Quinn’s father taught him far more than just a game. He cared more about how Quinn conducted himself, both on and off the court.
Those teachings inspired Quinn to play collegiately at Duke University, where he helped lead the Blue Devils to a national title. Like many other college basketball players, Quinn was on a path toward the NBA.
“I just knew I was getting drafted. Just everything that I did, I thought I put myself in a great position,” said Quinn.
But on the night of the 2015 NBA Draft, Quinn’s name wasn’t called. While Quinn admitted it was painful, he refused to give up hope.
He started playing in the NBA G League, the NBA’s minor league for players to develop their skills. Even though he had offers to play overseas that would’ve paid more, according to For the Win, he stuck with the G League because it would give him a better chance to be signed by an NBA franchise.

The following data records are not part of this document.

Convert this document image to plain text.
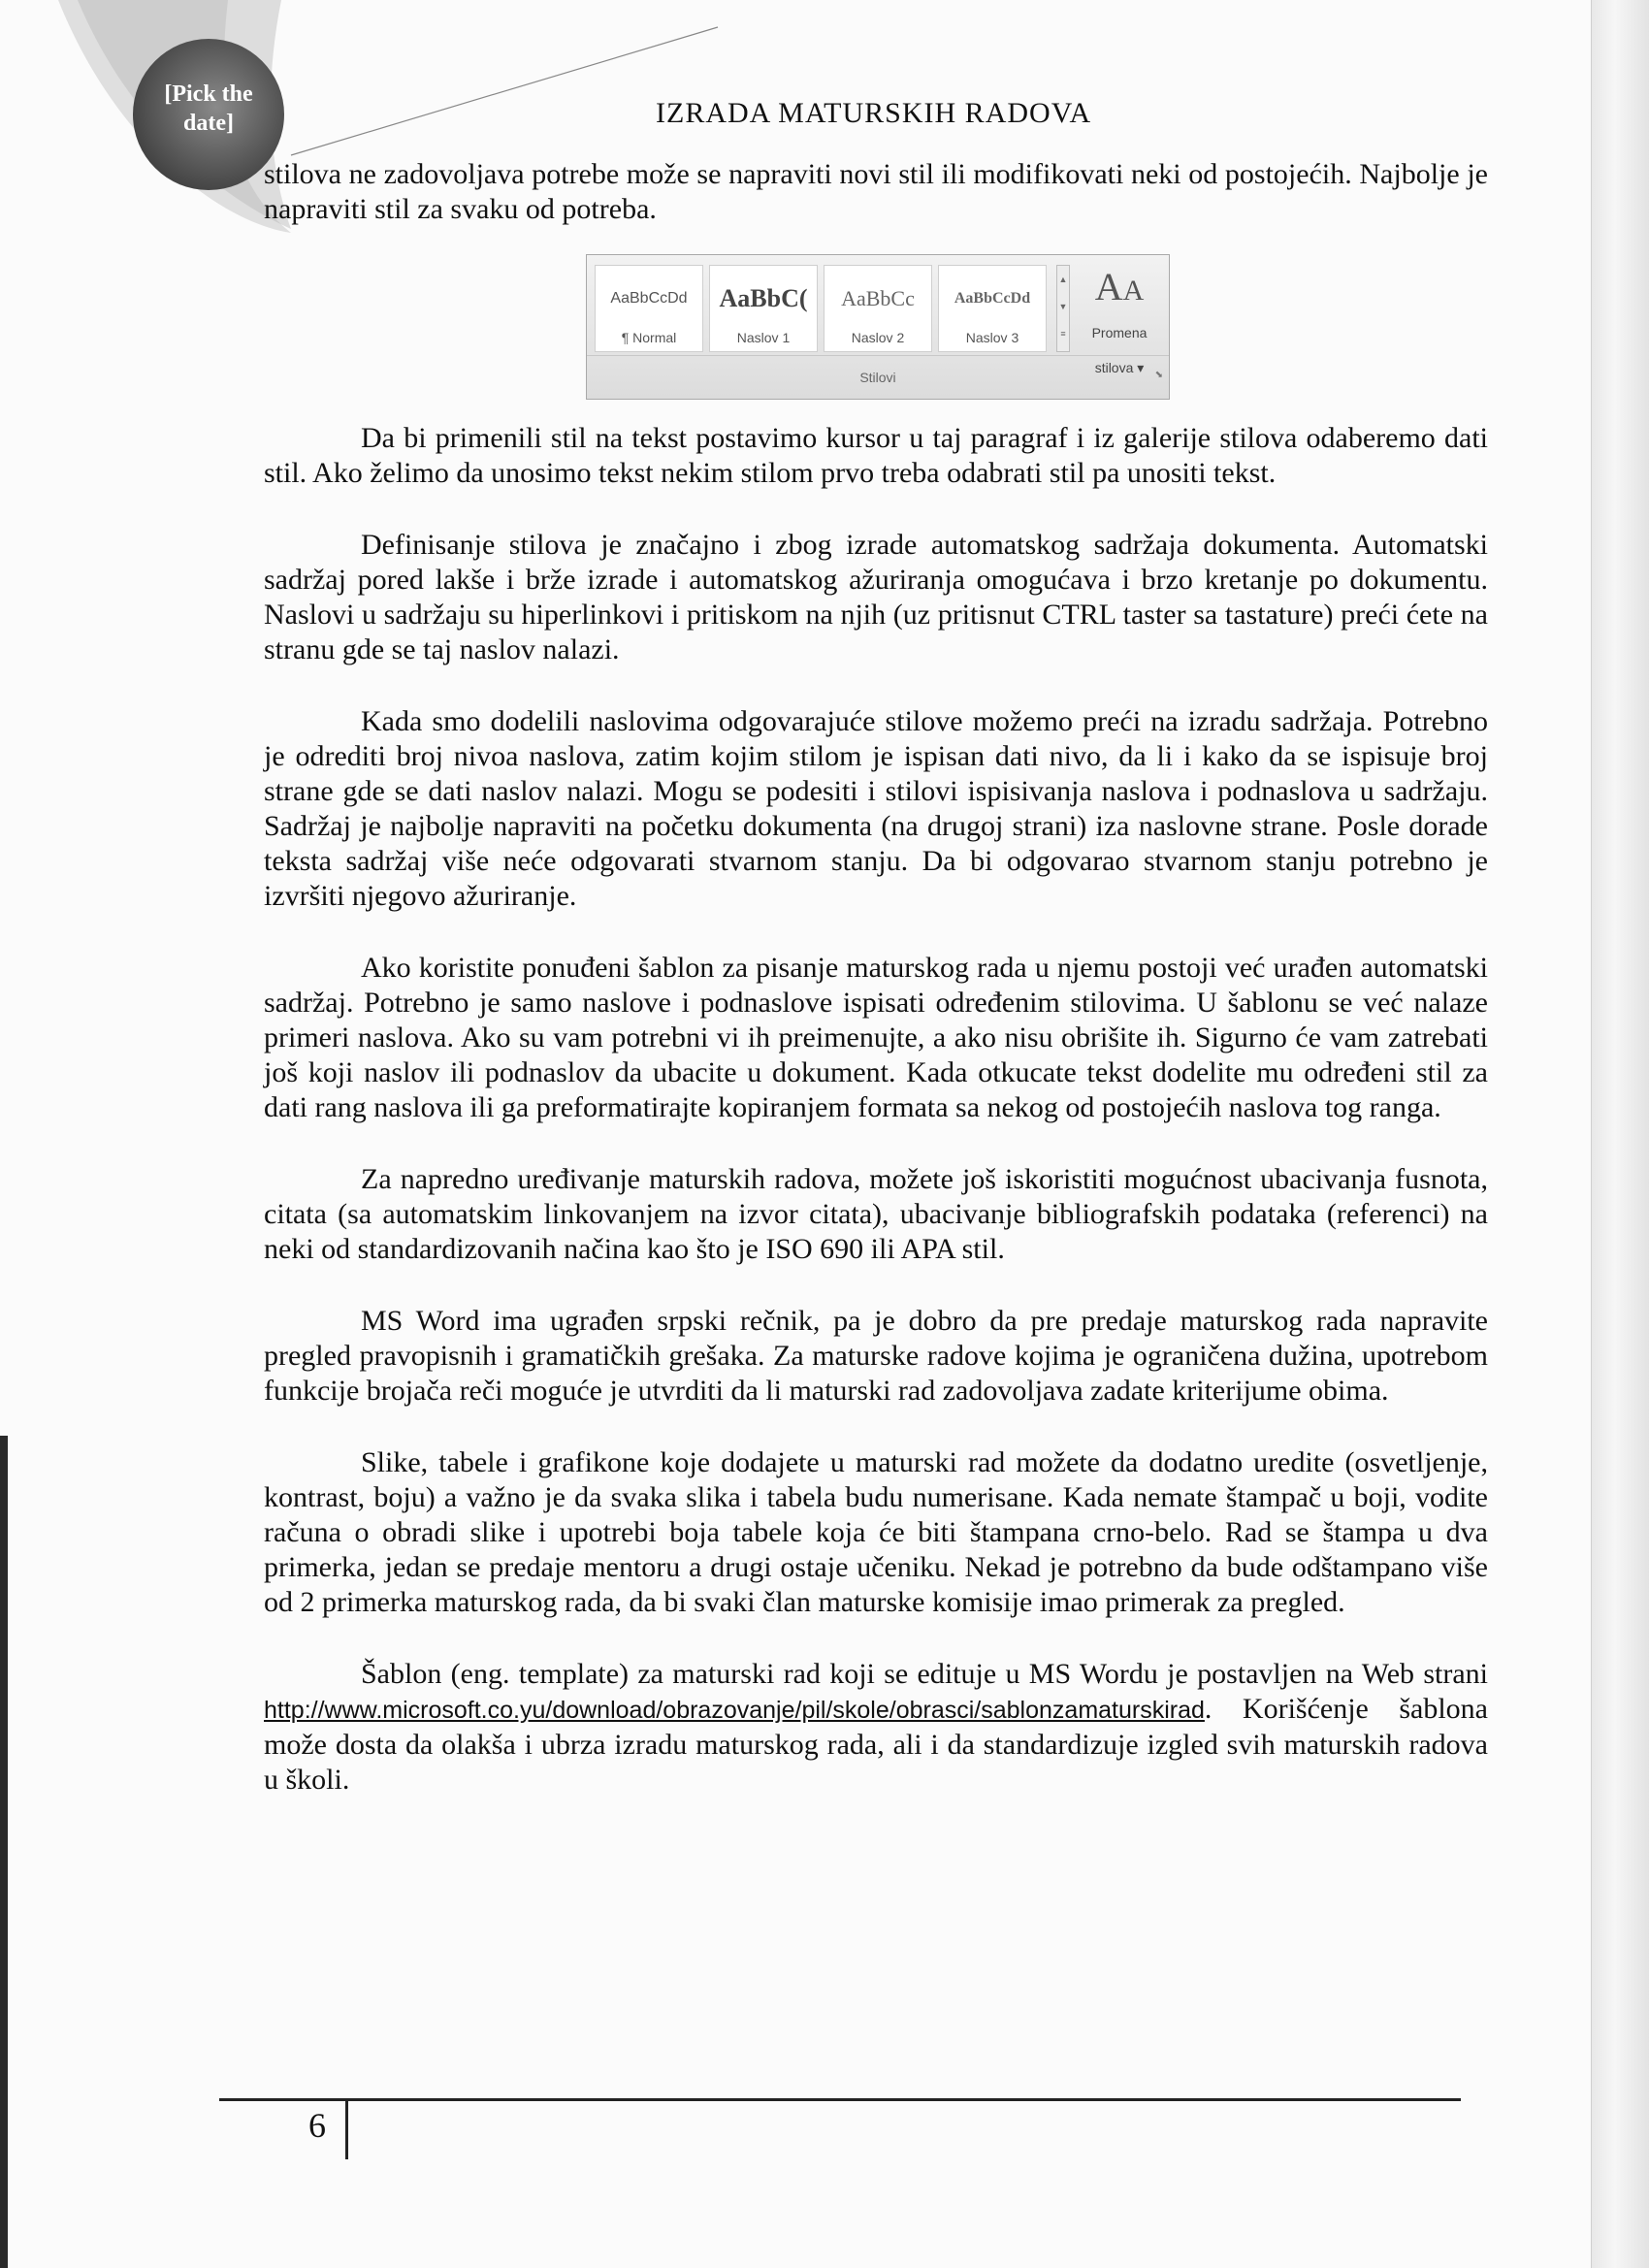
[Pick the
date]	IZRADA MATURSKIH RADOVA

stilova ne zadovoljava potrebe može se napraviti novi stil ili modifikovati neki od postojećih. Najbolje je napraviti stil za svaku od potreba.

AaBbCcDd
¶ Normal
AaBbC(
Naslov 1
AaBbCc
Naslov 2
AaBbCcDd
Naslov 3
▲
▼
≡
AA
Promena
stilova ▾
Stilovi	⬊

Da bi primenili stil na tekst postavimo kursor u taj paragraf i iz galerije stilova odaberemo dati stil. Ako želimo da unosimo tekst nekim stilom prvo treba odabrati stil pa unositi tekst.

Definisanje stilova je značajno i zbog izrade automatskog sadržaja dokumenta. Automatski sadržaj pored lakše i brže izrade i automatskog ažuriranja omogućava i brzo kretanje po dokumentu. Naslovi u sadržaju su hiperlinkovi i pritiskom na njih (uz pritisnut CTRL taster sa tastature) preći ćete na stranu gde se taj naslov nalazi.

Kada smo dodelili naslovima odgovarajuće stilove možemo preći na izradu sadržaja. Potrebno je odrediti broj nivoa naslova, zatim kojim stilom je ispisan dati nivo, da li i kako da se ispisuje broj strane gde se dati naslov nalazi. Mogu se podesiti i stilovi ispisivanja naslova i podnaslova u sadržaju. Sadržaj je najbolje napraviti na početku dokumenta (na drugoj strani) iza naslovne strane. Posle dorade teksta sadržaj više neće odgovarati stvarnom stanju. Da bi odgovarao stvarnom stanju potrebno je izvršiti njegovo ažuriranje.

Ako koristite ponuđeni šablon za pisanje maturskog rada u njemu postoji već urađen automatski sadržaj. Potrebno je samo naslove i podnaslove ispisati određenim stilovima. U šablonu se već nalaze primeri naslova. Ako su vam potrebni vi ih preimenujte, a ako nisu obrišite ih. Sigurno će vam zatrebati još koji naslov ili podnaslov da ubacite u dokument. Kada otkucate tekst dodelite mu određeni stil za dati rang naslova ili ga preformatirajte kopiranjem formata sa nekog od postojećih naslova tog ranga.

Za napredno uređivanje maturskih radova, možete još iskoristiti mogućnost ubacivanja fusnota, citata (sa automatskim linkovanjem na izvor citata), ubacivanje bibliografskih podataka (referenci) na neki od standardizovanih načina kao što je ISO 690 ili APA stil.

MS Word ima ugrađen srpski rečnik, pa je dobro da pre predaje maturskog rada napravite pregled pravopisnih i gramatičkih grešaka. Za maturske radove kojima je ograničena dužina, upotrebom funkcije brojača reči moguće je utvrditi da li maturski rad zadovoljava zadate kriterijume obima.

Slike, tabele i grafikone koje dodajete u maturski rad možete da dodatno uredite (osvetljenje, kontrast, boju) a važno je da svaka slika i tabela budu numerisane. Kada nemate štampač u boji, vodite računa o obradi slike i upotrebi boja tabele koja će biti štampana crno-belo. Rad se štampa u dva primerka, jedan se predaje mentoru a drugi ostaje učeniku. Nekad je potrebno da bude odštampano više od 2 primerka maturskog rada, da bi svaki član maturske komisije imao primerak za pregled.

Šablon (eng. template) za maturski rad koji se edituje u MS Wordu je postavljen na Web strani http://www.microsoft.co.yu/download/obrazovanje/pil/skole/obrasci/sablonzamaturskirad. Korišćenje šablona može dosta da olakša i ubrza izradu maturskog rada, ali i da standardizuje izgled svih maturskih radova u školi.

6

It eventually paid off. More than a year after that painful draft night, Quinn got a phone call from the Golden State Warriors. He packed his bags and moved to the West Coast. But despite how far he’d come, he still wasn’t on the court.
“In the first 14 or 15 games, I probably played in two of them,” recalled Quinn.
Opportunity struck about halfway through the season when former league MVP Stephen Curry rolled his ankle. Quinn was called into the game, and he earned a spot on the court in a contributing role for the remainder of the season. The Warriors went on to win their second consecutive title.
Quinn said the championship meant the world to him, particularly when he thought about his dad.
“I think about my dad every day, [particularly] with special moments like that,” said Quinn. “He’d be proud, but I think he’d be more proud of the man I’ve become and how I conduct myself.”
Quinn used his influence to inspire others to believe in themselves, much like how he never gave up on his NBA dream.
“My biggest thing is motivating others, inspiring others. I think [my dad] would be proud of that,” said Quinn.